This past Sunday was my 33rd birthday. As I sit here typing this, reflecting on this birthday and comparing it to those of years past (because that’s what we do as adults, right?!), I’m surrounded by brightly colored cards that say things like, “It’s Your Birthday!” and “Have your cake and eat it too.” One of them, an orange card with a sparkly blue cupcake on the front of it, reads, “Birthdays just aren’t as big a deal as they were when we were kids…”

Yikes. That’s the cold honest truth, right? I’m getting older, and it’s just another year, right?

Shiny Hats and Cake for Days

When I was younger, particularly in grade school, I’d have a big party for my birthday in my parents’ backyard or at a local restaurant, and I’d invite everyone from my class. Even if we’d only worked together on one subtraction worksheet, or shared a seat on the bus to the class field trip months earlier and then never talked again, that person was invited.

It’d be a day of singing, games and wearing a shiny gold paper birthday hat. I’d indulge in pizza, ice cream, and too much candy, and open way too many presents. It was too much sugar, too much food, and too many presents for one child. But that was the point. Too much was the point.

As I got older, the number of invitees was smaller, and there were less presents, but there were sleepovers with my friends where we’d pile into someone’s parents’ basement. Armed with Pepsi, Doritos, movie theatre butter popcorn, Oreos and Chips Ahoy, Skittles, peanut M&M’s, and several more varieties of candy and cookies, we’d watch romantic comedies and dance to 90’s pop songs until the early hours of the morning. There was too much food, too much sugar, and too little sleep.

Eventually, I’d arrived at the rite of passage birthday of 21, and spent my birthday donning a white and pink sash and accepting free tequila shots and cranberry vodkas from strangers while dancing at all of the bars in Rehoboth Beach. I spent the next day nursing my hangover by downing Bud Lights and eating way too many French fries under an umbrella on the sand.

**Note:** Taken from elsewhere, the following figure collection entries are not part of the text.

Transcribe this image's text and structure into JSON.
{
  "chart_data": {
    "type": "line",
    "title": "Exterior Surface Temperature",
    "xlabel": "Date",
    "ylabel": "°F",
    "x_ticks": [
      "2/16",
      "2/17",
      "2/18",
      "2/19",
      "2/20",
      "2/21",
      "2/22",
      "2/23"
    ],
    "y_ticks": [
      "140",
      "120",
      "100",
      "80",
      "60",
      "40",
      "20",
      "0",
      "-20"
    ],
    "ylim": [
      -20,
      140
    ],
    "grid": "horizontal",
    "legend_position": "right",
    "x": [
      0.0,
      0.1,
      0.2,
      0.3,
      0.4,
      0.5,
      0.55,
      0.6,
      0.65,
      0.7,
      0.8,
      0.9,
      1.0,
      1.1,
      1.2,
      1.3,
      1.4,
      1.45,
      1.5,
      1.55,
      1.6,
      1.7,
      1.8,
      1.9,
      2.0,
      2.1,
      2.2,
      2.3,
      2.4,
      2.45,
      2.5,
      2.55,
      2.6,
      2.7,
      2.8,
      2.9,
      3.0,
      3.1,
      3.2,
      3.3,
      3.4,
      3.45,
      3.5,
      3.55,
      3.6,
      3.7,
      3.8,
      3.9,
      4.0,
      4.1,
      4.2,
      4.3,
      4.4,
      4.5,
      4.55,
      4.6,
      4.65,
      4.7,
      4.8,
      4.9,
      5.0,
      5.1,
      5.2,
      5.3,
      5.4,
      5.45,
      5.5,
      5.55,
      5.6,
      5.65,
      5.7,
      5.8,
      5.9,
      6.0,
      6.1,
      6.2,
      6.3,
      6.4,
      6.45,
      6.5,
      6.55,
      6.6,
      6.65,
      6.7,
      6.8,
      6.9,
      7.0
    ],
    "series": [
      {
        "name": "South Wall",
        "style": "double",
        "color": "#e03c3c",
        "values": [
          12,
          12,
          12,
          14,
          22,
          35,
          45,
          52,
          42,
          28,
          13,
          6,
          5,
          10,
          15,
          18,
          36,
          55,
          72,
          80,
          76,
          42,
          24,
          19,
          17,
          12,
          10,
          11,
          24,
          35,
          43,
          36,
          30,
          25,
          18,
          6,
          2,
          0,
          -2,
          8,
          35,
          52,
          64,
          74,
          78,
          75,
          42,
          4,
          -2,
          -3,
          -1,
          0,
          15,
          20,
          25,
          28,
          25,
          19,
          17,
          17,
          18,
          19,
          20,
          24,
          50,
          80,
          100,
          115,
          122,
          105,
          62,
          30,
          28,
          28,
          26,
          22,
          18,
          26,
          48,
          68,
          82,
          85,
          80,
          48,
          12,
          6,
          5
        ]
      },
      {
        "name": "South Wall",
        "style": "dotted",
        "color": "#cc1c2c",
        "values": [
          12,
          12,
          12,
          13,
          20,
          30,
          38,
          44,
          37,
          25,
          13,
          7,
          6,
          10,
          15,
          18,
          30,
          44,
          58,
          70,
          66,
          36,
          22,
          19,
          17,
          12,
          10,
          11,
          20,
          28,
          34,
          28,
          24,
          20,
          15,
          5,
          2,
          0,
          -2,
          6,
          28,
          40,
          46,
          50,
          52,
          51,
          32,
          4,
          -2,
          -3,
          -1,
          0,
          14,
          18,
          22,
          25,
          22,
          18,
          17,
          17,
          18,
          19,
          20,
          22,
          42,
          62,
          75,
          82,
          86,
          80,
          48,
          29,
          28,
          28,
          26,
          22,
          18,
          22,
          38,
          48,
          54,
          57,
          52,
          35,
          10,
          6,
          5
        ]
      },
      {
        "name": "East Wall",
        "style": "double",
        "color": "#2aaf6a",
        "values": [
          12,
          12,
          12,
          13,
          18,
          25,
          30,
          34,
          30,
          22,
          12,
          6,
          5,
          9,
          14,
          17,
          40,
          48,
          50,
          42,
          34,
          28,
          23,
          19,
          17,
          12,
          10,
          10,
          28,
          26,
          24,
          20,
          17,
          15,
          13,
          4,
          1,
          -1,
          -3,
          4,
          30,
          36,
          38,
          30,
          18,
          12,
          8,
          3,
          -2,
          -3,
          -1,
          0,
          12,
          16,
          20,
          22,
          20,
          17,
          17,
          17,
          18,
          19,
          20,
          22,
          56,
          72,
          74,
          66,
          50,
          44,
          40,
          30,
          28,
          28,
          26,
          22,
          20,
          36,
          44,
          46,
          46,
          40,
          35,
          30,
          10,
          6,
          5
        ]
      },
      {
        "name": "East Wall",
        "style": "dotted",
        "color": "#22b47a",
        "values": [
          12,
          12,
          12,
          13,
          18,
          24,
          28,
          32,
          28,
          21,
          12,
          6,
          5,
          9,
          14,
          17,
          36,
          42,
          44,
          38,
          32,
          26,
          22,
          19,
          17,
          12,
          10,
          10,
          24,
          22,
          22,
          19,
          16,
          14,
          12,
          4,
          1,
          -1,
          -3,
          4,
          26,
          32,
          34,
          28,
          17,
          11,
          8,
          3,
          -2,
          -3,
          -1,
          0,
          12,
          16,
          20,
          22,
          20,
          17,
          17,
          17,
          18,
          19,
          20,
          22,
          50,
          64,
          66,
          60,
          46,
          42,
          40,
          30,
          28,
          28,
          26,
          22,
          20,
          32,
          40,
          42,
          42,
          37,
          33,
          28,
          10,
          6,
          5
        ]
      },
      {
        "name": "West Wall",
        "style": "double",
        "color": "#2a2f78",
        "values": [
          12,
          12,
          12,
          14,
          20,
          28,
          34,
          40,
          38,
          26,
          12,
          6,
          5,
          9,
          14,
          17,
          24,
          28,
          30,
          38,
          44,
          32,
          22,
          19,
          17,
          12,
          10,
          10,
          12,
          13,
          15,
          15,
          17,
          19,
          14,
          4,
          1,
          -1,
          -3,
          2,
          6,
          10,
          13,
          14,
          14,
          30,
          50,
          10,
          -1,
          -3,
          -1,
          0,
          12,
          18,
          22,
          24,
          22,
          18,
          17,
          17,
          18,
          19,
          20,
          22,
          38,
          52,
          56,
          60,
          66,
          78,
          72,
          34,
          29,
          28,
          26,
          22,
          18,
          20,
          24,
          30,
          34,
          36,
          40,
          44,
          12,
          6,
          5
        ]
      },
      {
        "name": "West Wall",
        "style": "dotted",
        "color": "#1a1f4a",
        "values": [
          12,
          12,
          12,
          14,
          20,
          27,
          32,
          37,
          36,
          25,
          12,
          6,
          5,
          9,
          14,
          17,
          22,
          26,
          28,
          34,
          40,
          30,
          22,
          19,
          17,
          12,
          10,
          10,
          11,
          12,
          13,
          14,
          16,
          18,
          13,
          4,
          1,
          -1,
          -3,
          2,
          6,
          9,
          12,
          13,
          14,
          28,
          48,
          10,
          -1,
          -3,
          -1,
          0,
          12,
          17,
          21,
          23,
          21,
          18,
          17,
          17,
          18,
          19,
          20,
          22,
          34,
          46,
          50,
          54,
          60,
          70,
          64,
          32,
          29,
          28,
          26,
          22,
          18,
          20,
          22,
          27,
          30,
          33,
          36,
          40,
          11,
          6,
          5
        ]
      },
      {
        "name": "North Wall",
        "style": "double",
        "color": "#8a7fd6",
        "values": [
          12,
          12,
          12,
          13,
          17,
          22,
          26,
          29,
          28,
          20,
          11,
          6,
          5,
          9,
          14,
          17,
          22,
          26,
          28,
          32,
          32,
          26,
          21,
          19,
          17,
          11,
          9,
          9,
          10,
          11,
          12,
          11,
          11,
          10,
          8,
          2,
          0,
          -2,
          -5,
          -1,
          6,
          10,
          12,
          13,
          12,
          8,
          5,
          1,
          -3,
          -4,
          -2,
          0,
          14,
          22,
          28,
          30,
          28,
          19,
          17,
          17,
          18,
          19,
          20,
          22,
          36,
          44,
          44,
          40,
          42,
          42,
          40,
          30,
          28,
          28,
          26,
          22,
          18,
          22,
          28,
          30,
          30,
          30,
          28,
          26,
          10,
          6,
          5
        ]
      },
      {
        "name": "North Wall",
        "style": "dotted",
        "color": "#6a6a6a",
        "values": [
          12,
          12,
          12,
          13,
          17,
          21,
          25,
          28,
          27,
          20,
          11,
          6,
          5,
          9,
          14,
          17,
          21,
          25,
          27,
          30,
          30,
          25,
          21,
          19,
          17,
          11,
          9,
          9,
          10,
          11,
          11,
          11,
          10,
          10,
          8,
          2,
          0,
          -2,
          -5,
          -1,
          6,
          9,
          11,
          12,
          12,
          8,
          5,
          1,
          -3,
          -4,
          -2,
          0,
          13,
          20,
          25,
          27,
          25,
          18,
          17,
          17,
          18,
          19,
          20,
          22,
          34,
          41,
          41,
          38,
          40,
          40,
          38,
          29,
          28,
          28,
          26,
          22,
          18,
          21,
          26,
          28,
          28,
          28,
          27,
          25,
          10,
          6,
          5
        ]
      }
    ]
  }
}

When Too Much Isn’t Enough

At some point in my late 20s, I got tired of too much. The food comas, the stomach aches, the hangovers, and the exhaustion that followed a birthday of too much lasted longer than the celebration, and these symptoms were putting a black cloud over my birthday.

It took until my early 30s, to this birthday in 2018, to realize that what I wanted for my birthday was to experience all of my favorite things. A day, and a weekend, filled with my favorite activities, my favorite foods, and my favorite people. It mattered more who was there and what I ate, rather than how many or how much.

So it was yoga outside, running on my favorite trail, the best avocado toast I’ve ever had, and pesto parmesan pizza with my preferred IPA, and hours of conversation with my family and best friends.

What I was really exercising was the lesson of quantity over quality, and at the age of 33, I’m proud to say that I chose quality.